AUTHOR=Akella Ashlesha , Lin Chin-Teng TITLE=Time and Action Co-Training in Reinforcement Learning Agents JOURNAL=Frontiers in Control Engineering VOLUME=2 YEAR=2021 URL=https://www.frontiersin.org/journals/control-engineering/articles/10.3389/fcteg.2021.722092 DOI=10.3389/fcteg.2021.722092 ISSN=2673-6268 ABSTRACT=

In formation control, a robot (or an agent) learns to align itself in a particular spatial alignment. However, in a few scenarios, it is also vital to learn temporal alignment along with spatial alignment. An effective control system encompasses flexibility, precision, and timeliness. Existing reinforcement learning algorithms excel at learning to select an action given a state. However, executing an optimal action at an appropriate time remains challenging. Building a reinforcement learning agent which can learn an optimal time to act along with an optimal action can address this challenge. Neural networks in which timing relies on dynamic changes in the activity of population neurons have been shown to be a more effective representation of time. In this work, we trained a reinforcement learning agent to create its representation of time using a neural network with a population of recurrently connected nonlinear firing rate neurons.
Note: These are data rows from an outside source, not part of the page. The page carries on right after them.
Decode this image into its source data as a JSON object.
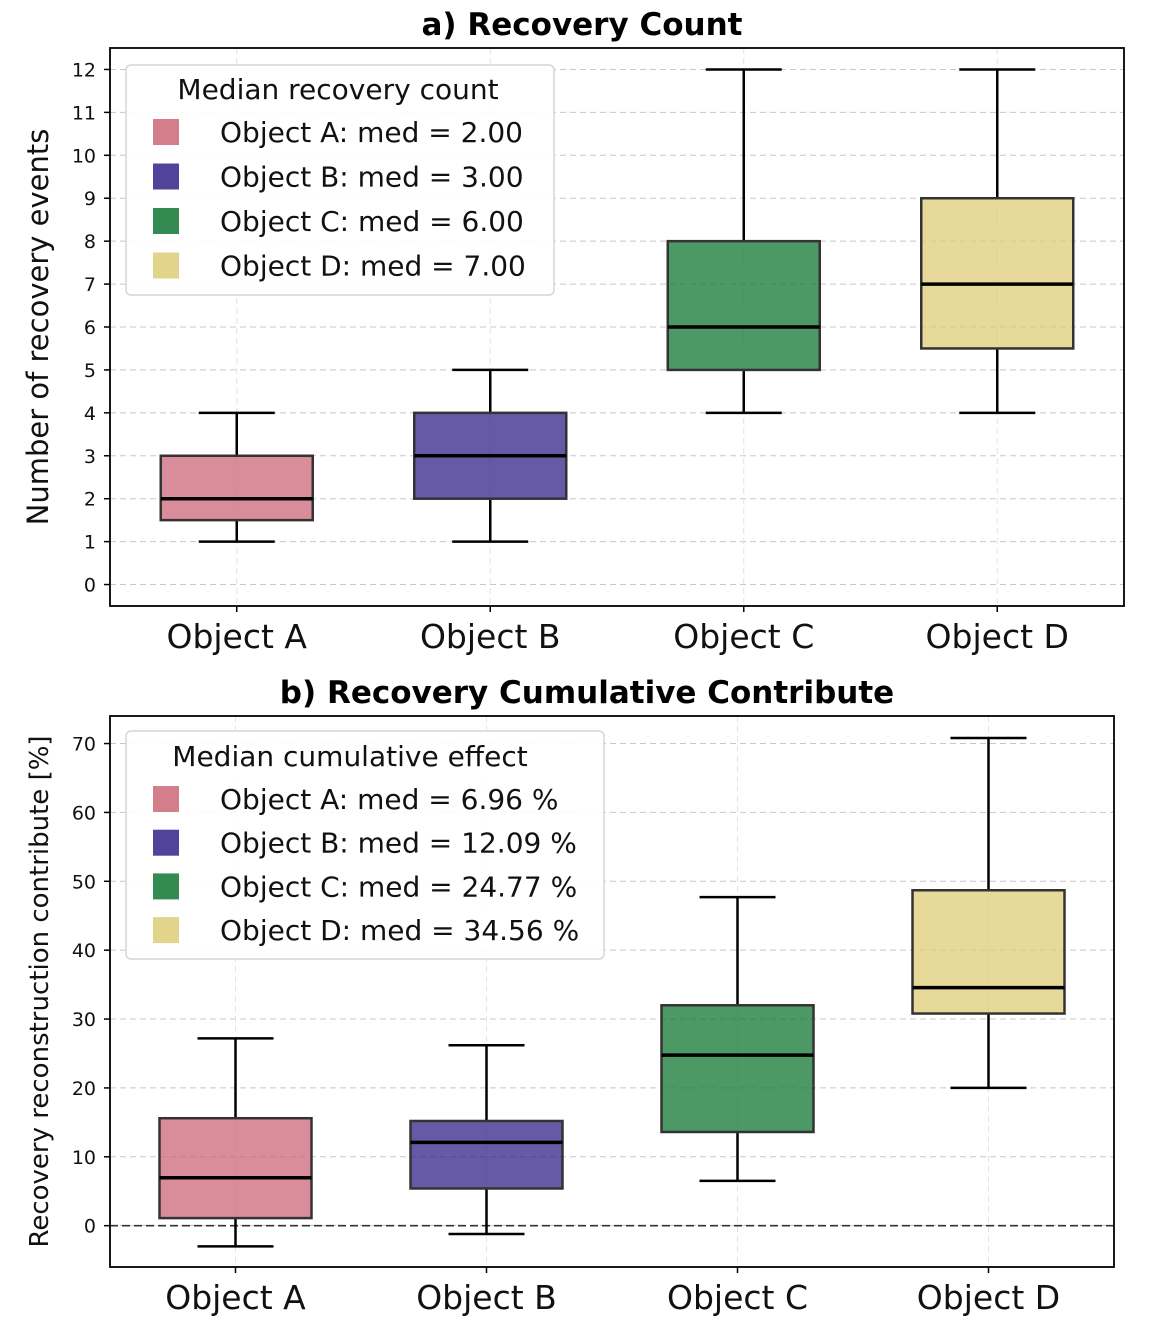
{
  "chart_data": [
    {
      "type": "box",
      "title": "a) Recovery Count",
      "xlabel": "",
      "ylabel": "Number of recovery events",
      "ylim": [
        -0.5,
        12.5
      ],
      "yticks": [
        0,
        1,
        2,
        3,
        4,
        5,
        6,
        7,
        8,
        9,
        10,
        11,
        12
      ],
      "grid": true,
      "legend_position": "top-left",
      "legend_title": "Median recovery count",
      "categories": [
        "Object A",
        "Object B",
        "Object C",
        "Object D"
      ],
      "boxes": [
        {
          "name": "Object A",
          "color": "#cc6677",
          "whisker_low": 1,
          "q1": 1.5,
          "median": 2,
          "q3": 3,
          "whisker_high": 4,
          "legend": "Object A: med = 2.00"
        },
        {
          "name": "Object B",
          "color": "#332288",
          "whisker_low": 1,
          "q1": 2,
          "median": 3,
          "q3": 4,
          "whisker_high": 5,
          "legend": "Object B: med = 3.00"
        },
        {
          "name": "Object C",
          "color": "#117733",
          "whisker_low": 4,
          "q1": 5,
          "median": 6,
          "q3": 8,
          "whisker_high": 12,
          "legend": "Object C: med = 6.00"
        },
        {
          "name": "Object D",
          "color": "#ddcc77",
          "whisker_low": 4,
          "q1": 5.5,
          "median": 7,
          "q3": 9,
          "whisker_high": 12,
          "legend": "Object D: med = 7.00"
        }
      ]
    },
    {
      "type": "box",
      "title": "b) Recovery Cumulative Contribute",
      "xlabel": "",
      "ylabel": "Recovery reconstruction contribute [%]",
      "ylim": [
        -6,
        74
      ],
      "yticks": [
        0,
        10,
        20,
        30,
        40,
        50,
        60,
        70
      ],
      "grid": true,
      "reference_line": 0,
      "legend_position": "top-left",
      "legend_title": "Median cumulative effect",
      "categories": [
        "Object A",
        "Object B",
        "Object C",
        "Object D"
      ],
      "boxes": [
        {
          "name": "Object A",
          "color": "#cc6677",
          "whisker_low": -3,
          "q1": 1.1,
          "median": 6.96,
          "q3": 15.6,
          "whisker_high": 27.2,
          "legend": "Object A: med = 6.96 %"
        },
        {
          "name": "Object B",
          "color": "#332288",
          "whisker_low": -1.2,
          "q1": 5.4,
          "median": 12.09,
          "q3": 15.2,
          "whisker_high": 26.2,
          "legend": "Object B: med = 12.09 %"
        },
        {
          "name": "Object C",
          "color": "#117733",
          "whisker_low": 6.5,
          "q1": 13.6,
          "median": 24.77,
          "q3": 32.0,
          "whisker_high": 47.7,
          "legend": "Object C: med = 24.77 %"
        },
        {
          "name": "Object D",
          "color": "#ddcc77",
          "whisker_low": 20.0,
          "q1": 30.8,
          "median": 34.56,
          "q3": 48.7,
          "whisker_high": 70.8,
          "legend": "Object D: med = 34.56 %"
        }
      ]
    }
  ]
}
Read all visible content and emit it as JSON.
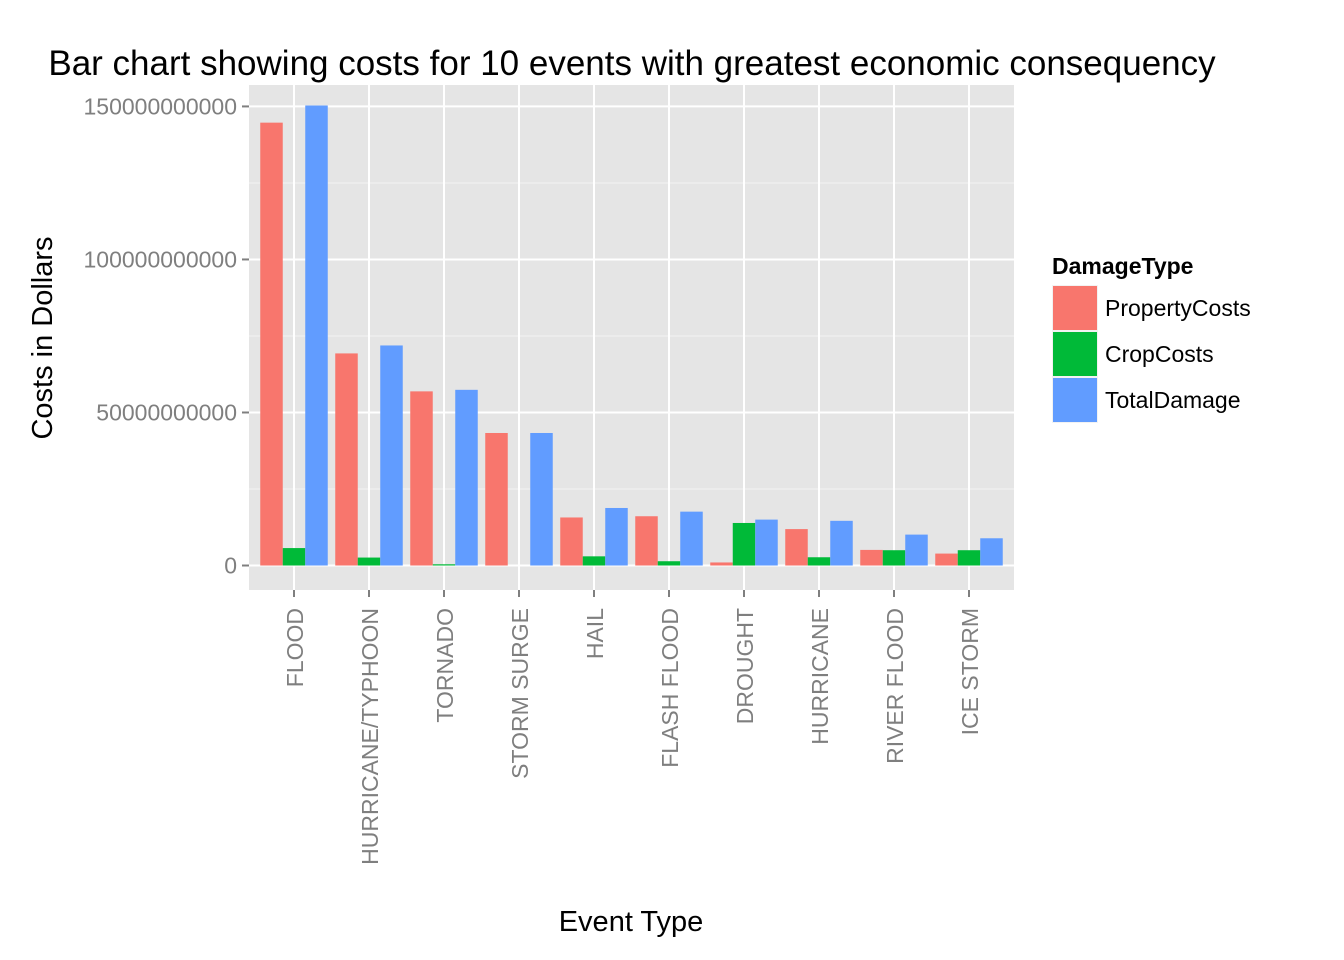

Trained using a reward-based recursive least square algorithm, the agent learned to produce a neural trajectory that peaks at the “time-to-act”; thus, it learns “when” to act. A few control system applications also require the agent to temporally scale its action. We trained the agent so that it could temporally scale its action for different speed inputs. Furthermore, given one state, the agent could learn to plan multiple future actions, that is, multiple times to act without needing to observe a new state.